SMEMBERS tags:post:1 # All members
SISMEMBER tags:post:1 "redis" # 1 (true)
SCARD tags:post:1 # Count: 3
# Set operations
SUNION tags:post:1 tags:post:2 # Union
SINTER tags:post:1 tags:post:2 # Intersection: {"python"}
SDIFF tags:post:1 tags:post:2 # Difference: {"redis", "backend"}
Sorted Sets (ZSets)
Each member has an associated floating-point score. Members are always sorted by score — perfect for leaderboards, rankings, and time-series data:
ZADD leaderboard 1500 "alice"
ZADD leaderboard 2300 "bob"
ZADD leaderboard 1800 "carol"
ZRANGE leaderboard 0 -1 WITHSCORES # Ascending order
ZREVRANGE leaderboard 0 2 WITHSCORES # Top 3 descending
ZRANK leaderboard "alice" # Rank (0-indexed)
ZSCORE leaderboard "bob" # 2300
ZINCRBY leaderboard 100 "alice" # Add 100 to Alice's score
Publish/Subscribe (Pub/Sub)
Redis pub/sub enables real-time messaging between clients:
# Terminal 1: Subscribe
redis-cli SUBSCRIBE news sports
# Terminal 2: Publish
redis-cli PUBLISH news "Breaking: Redis 8.0 released"
# Terminal 1 will receive this message
In Node.js:
const redis = require('redis');
const subscriber = redis.createClient();
const publisher = redis.createClient();
await subscriber.connect();
await publisher.connect();
await subscriber.subscribe('notifications', (message, channel) => {
console.log(`Received on ${channel}: ${message}`);
});
await publisher.publish('notifications', JSON.stringify({ type: 'alert', text: 'Server overloaded' }));
Practical Use Case: Caching
The most common Redis use case is caching database query results:
import redis
import json
import hashlib
from functools import wraps
r = redis.Redis(host='localhost', port=6379, db=0, decode_responses=True)
def cache_result(ttl=300):
"""Cache function results in Redis for ttl seconds."""
def decorator(func):
@wraps(func)
def wrapper(*args, **kwargs):
# Create cache key from function name and arguments
key_data = f"{func.__name__}:{args}:{kwargs}"

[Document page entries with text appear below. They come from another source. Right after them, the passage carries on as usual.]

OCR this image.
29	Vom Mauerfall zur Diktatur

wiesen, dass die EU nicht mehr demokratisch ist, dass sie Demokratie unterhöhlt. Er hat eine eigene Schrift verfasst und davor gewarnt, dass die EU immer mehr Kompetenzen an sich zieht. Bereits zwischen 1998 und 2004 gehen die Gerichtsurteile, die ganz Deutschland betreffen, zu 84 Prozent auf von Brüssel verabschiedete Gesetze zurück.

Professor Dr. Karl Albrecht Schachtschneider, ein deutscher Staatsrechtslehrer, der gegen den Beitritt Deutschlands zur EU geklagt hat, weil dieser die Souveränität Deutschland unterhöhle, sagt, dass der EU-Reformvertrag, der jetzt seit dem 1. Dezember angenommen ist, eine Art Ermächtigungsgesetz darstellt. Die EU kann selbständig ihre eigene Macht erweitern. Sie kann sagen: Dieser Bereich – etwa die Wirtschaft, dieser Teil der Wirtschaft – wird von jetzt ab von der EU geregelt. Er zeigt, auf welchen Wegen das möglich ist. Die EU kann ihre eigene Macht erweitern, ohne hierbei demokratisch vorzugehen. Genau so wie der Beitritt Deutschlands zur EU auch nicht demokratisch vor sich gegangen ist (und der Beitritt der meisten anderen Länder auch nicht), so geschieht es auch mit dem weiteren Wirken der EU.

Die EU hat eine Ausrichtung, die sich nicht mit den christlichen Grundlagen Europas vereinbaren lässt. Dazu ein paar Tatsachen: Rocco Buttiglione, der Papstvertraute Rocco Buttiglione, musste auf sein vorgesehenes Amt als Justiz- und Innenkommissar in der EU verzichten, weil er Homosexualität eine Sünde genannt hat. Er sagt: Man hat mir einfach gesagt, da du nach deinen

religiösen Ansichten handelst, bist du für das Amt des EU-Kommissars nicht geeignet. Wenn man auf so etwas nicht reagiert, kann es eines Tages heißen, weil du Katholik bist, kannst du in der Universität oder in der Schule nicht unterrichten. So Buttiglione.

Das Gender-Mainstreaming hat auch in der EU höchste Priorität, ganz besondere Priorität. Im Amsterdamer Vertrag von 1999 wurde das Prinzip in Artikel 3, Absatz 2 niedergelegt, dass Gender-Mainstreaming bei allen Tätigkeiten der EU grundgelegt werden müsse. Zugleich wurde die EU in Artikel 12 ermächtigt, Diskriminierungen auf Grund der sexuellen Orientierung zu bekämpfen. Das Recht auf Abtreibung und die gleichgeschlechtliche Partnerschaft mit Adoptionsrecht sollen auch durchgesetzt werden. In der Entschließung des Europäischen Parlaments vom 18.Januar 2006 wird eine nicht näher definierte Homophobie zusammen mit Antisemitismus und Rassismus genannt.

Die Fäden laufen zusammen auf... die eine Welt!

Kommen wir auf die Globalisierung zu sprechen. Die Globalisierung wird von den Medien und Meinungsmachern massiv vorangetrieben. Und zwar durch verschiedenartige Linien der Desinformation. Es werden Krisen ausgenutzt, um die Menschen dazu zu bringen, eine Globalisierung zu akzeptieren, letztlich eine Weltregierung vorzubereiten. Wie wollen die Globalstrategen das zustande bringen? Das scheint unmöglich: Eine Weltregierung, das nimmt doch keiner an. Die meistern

cache_key = hashlib.md5(key_data.encode()).hexdigest()
# Try cache first
cached = r.get(cache_key)
if cached:
return json.loads(cached)
# Cache miss — call the function
result = func(*args, **kwargs)
r.setex(cache_key, ttl, json.dumps(result))
return result
return wrapper
return decorator
@cache_result(ttl=600) # Cache for 10 minutes
def get_user_profile(user_id):
# Expensive database query
return db.query("SELECT * FROM users WHERE id = ?", user_id)
Rate Limiting with Redis
A simple but effective sliding window rate limiter:
def is_rate_limited(user_id, limit=100, window=60):
"""Allow up to `limit` requests per `window` seconds."""
key = f"rate:{user_id}"
pipe = r.pipeline()
pipe.incr(key)
pipe.expire(key, window)
result = pipe.execute()
return result[0] > limit
Persistence Options
Redis is not just a volatile cache — it offers durability:
- RDB (Redis Database): Periodic snapshots of the dataset. Fast restarts, some data loss possible.
- AOF (Append Only File): Logs every write operation. Minimal data loss, slower restart.
- RDB + AOF: Use both for best of both worlds.
Configure in redis.conf:
save 900 1 # Save if at least 1 key changed in 900 seconds
appendonly yes # Enable AOF
appendfsync everysec # Sync AOF to disk every second
Redis Cluster and High Availability
For production:
- Redis Sentinel: Monitors Redis instances and performs automatic failover
- Redis Cluster: Shards data across multiple nodes for horizontal scaling
- Managed Redis: Use ElastiCache (AWS), Upstash, or Redis Cloud to avoid operational overhead
Connecting from Python and Node.js
# Python
import redis
r = redis.Redis(host='localhost', port=6379, decode_responses=True)
r.set('key', 'value')
print(r.get('key'))
// Node.js
const { createClient } = require('redis');
const client = createClient({ url: 'redis://localhost:6379' });
await client.connect();
await client.set('key', 'value');
console.log(await client.get('key'));
Conclusion
Redis's combination of speed, versatility, and rich data structures makes it one of the most valuable tools in a developer's toolkit. Start with simple caching to improve application performance, then explore sorted sets for leaderboards, streams for event sourcing, and pub/sub for real-time features. The investment in learning Redis pays off quickly.